Sunday, September 22, 2013

Condensing Sub-Code Bits

A program word will consist of instruction words and operand words.  The instruction word will consist of the instruction code and sub-codes.  The sub-codes will generally only be used to recreate the original program and will not be used during execution (though there will be a few exceptions).  The code will reside in the lower 10 bits of the instruction word, which will allow for 1,024 different codes (which should be sufficient).  This leaves the upper 6 bits for the sub-codes.

There are already five sub-codes that need to be stored in the instruction word, including the Parentheses, Colon, LET, Keep and Question sub-codes.  This only leaves one bit for another sub-code and there are a lot more commands to implement.  The sub-code bit usage needed to be reduced.  As it so happens, the LET, Keep and Question sub-codes will never be on the same code, so only one bit is really required for these sub-codes.

To accomplish this, these three sub-codes were replaced with the new Option sub-code.  The LET and INPUT translate routines now set this sub-code instead of the individual sub-codes that were removed.  This new sub-code also can be reused for other commands requiring an individual sub-code.

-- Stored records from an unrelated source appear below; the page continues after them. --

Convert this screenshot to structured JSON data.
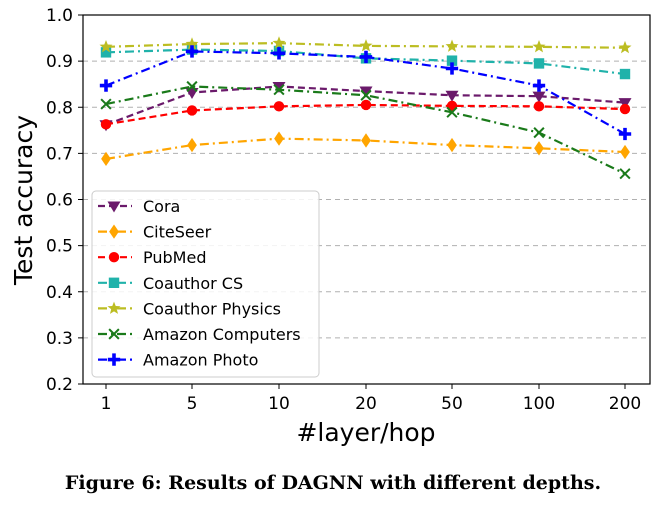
{
  "caption": "Figure 6: Results of DAGNN with different depths.",
  "chart_data": {
    "type": "line",
    "xlabel": "#layer/hop",
    "ylabel": "Test accuracy",
    "categories": [
      "1",
      "5",
      "10",
      "20",
      "50",
      "100",
      "200"
    ],
    "ylim": [
      0.2,
      1.0
    ],
    "yticks": [
      "0.2",
      "0.3",
      "0.4",
      "0.5",
      "0.6",
      "0.7",
      "0.8",
      "0.9",
      "1.0"
    ],
    "grid": "horizontal dashed",
    "legend_position": "bottom-left",
    "series": [
      {
        "name": "Cora",
        "color": "#6b1a6b",
        "marker": "triangle-down",
        "dash": "dashed",
        "values": [
          0.762,
          0.832,
          0.845,
          0.835,
          0.826,
          0.824,
          0.81
        ]
      },
      {
        "name": "CiteSeer",
        "color": "#ffa500",
        "marker": "diamond",
        "dash": "dashdot",
        "values": [
          0.688,
          0.718,
          0.732,
          0.728,
          0.718,
          0.711,
          0.703
        ]
      },
      {
        "name": "PubMed",
        "color": "#ff0000",
        "marker": "circle",
        "dash": "dashed",
        "values": [
          0.763,
          0.793,
          0.802,
          0.805,
          0.803,
          0.802,
          0.796
        ]
      },
      {
        "name": "Coauthor CS",
        "color": "#20b2aa",
        "marker": "square",
        "dash": "dashdot",
        "values": [
          0.919,
          0.925,
          0.922,
          0.906,
          0.901,
          0.895,
          0.872
        ]
      },
      {
        "name": "Coauthor Physics",
        "color": "#bcbd22",
        "marker": "star",
        "dash": "dashdot",
        "values": [
          0.931,
          0.937,
          0.939,
          0.933,
          0.932,
          0.931,
          0.929
        ]
      },
      {
        "name": "Amazon Computers",
        "color": "#1a7a1a",
        "marker": "x",
        "dash": "dashdot",
        "values": [
          0.807,
          0.845,
          0.838,
          0.826,
          0.789,
          0.745,
          0.656
        ]
      },
      {
        "name": "Amazon Photo",
        "color": "#0000ff",
        "marker": "plus",
        "dash": "dashdot",
        "values": [
          0.847,
          0.921,
          0.917,
          0.909,
          0.884,
          0.847,
          0.742
        ]
      }
    ]
  }
}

The bits of the sub-codes were also rearranged with the sub-codes that will be used in the instruction words (Parentheses, Colon, and Option) in the same bit positions.  This will prevent having two sets of sub-code definitions.  A new Program Mask sub-code definition was added that will be used the mask the program sub-codes from the other token sub-codes when the instruction is created.

So that the proper sub-code can be output during testing, an option name variable was added to the table entries.  Commands used the option sub-code will have the text name of the sub-code in the option name.  In the token text routine, if a token has the Option sub-code, the option name is output (or the string "BUG" if the code does not have an option name).

[commit e721a3e3ae]

Encoding – First Phase - Revisited (Tagged)

The tokenCodes0.5 branch of development was successful so it was merged back into branch0.5 (a fast forward merge meaning the branch0.5 pointer was simply moved).

Since the commands.h header file will contain definitions for other things (like routines for constants), it was renamed to the more generic basic.h, which was also added as a dependency to the application binary in the CMake build file so that it appears in the Project source file list within QtCreator.

In the table entry initialization, it turns out that using "" (blank string) and NULL (pointer) for an initializer to a constant QString variable has the same effect, therefore, all "" were replaced with NULL in the table entries.

The first phase required for encoding is complete (again) except now it is now performed by the translator.  This is a good point to tag version v0.5.1.  Work will now begin again in encoding the tokens into the internal program code format to be stored in the program model.

[commit b461229bcd] [commit f64d4401d2]

Translator – Determine Code Size

The output assign codes routine contained two loops, the first to assign codes to tokens without codes, and the second to assign program word index values and determine the encoded size of the tokens.  Since the token codes are now assigned within the translator routines, the first loop was left to just looking for unimplemented token types.  This now can be accomplished in the second loop by simply checking if the token does not have a valid code.

When this routine was being modified, I realized that this routine along with the output append and output insert routines should be members of the RPN List class and not the Translator class since they only deal with the RPN list and do not use any of the translator member variables (with one exception).  Therefore, these functions were moved to the RPN List class.  The append and insert routines remain in the translator class as output list access functions for the command translate routines, however, the translator routines were changed to access the output list functions directly.

The  output assign codes routine was renamed to the set code size routine since that is basically what it does besides setting program word indexes (related) and checking for token types not yet supported (needed only during development).  The reset code size and increment code size access functions were removed since the code size member variable can be access directly.  This routine now returns a boolean value (false meaning an unimplemented token was found, which is returned).  An argument for the reference to the table instance to access the flags for codes was also required.

[commit d0e39b01f2]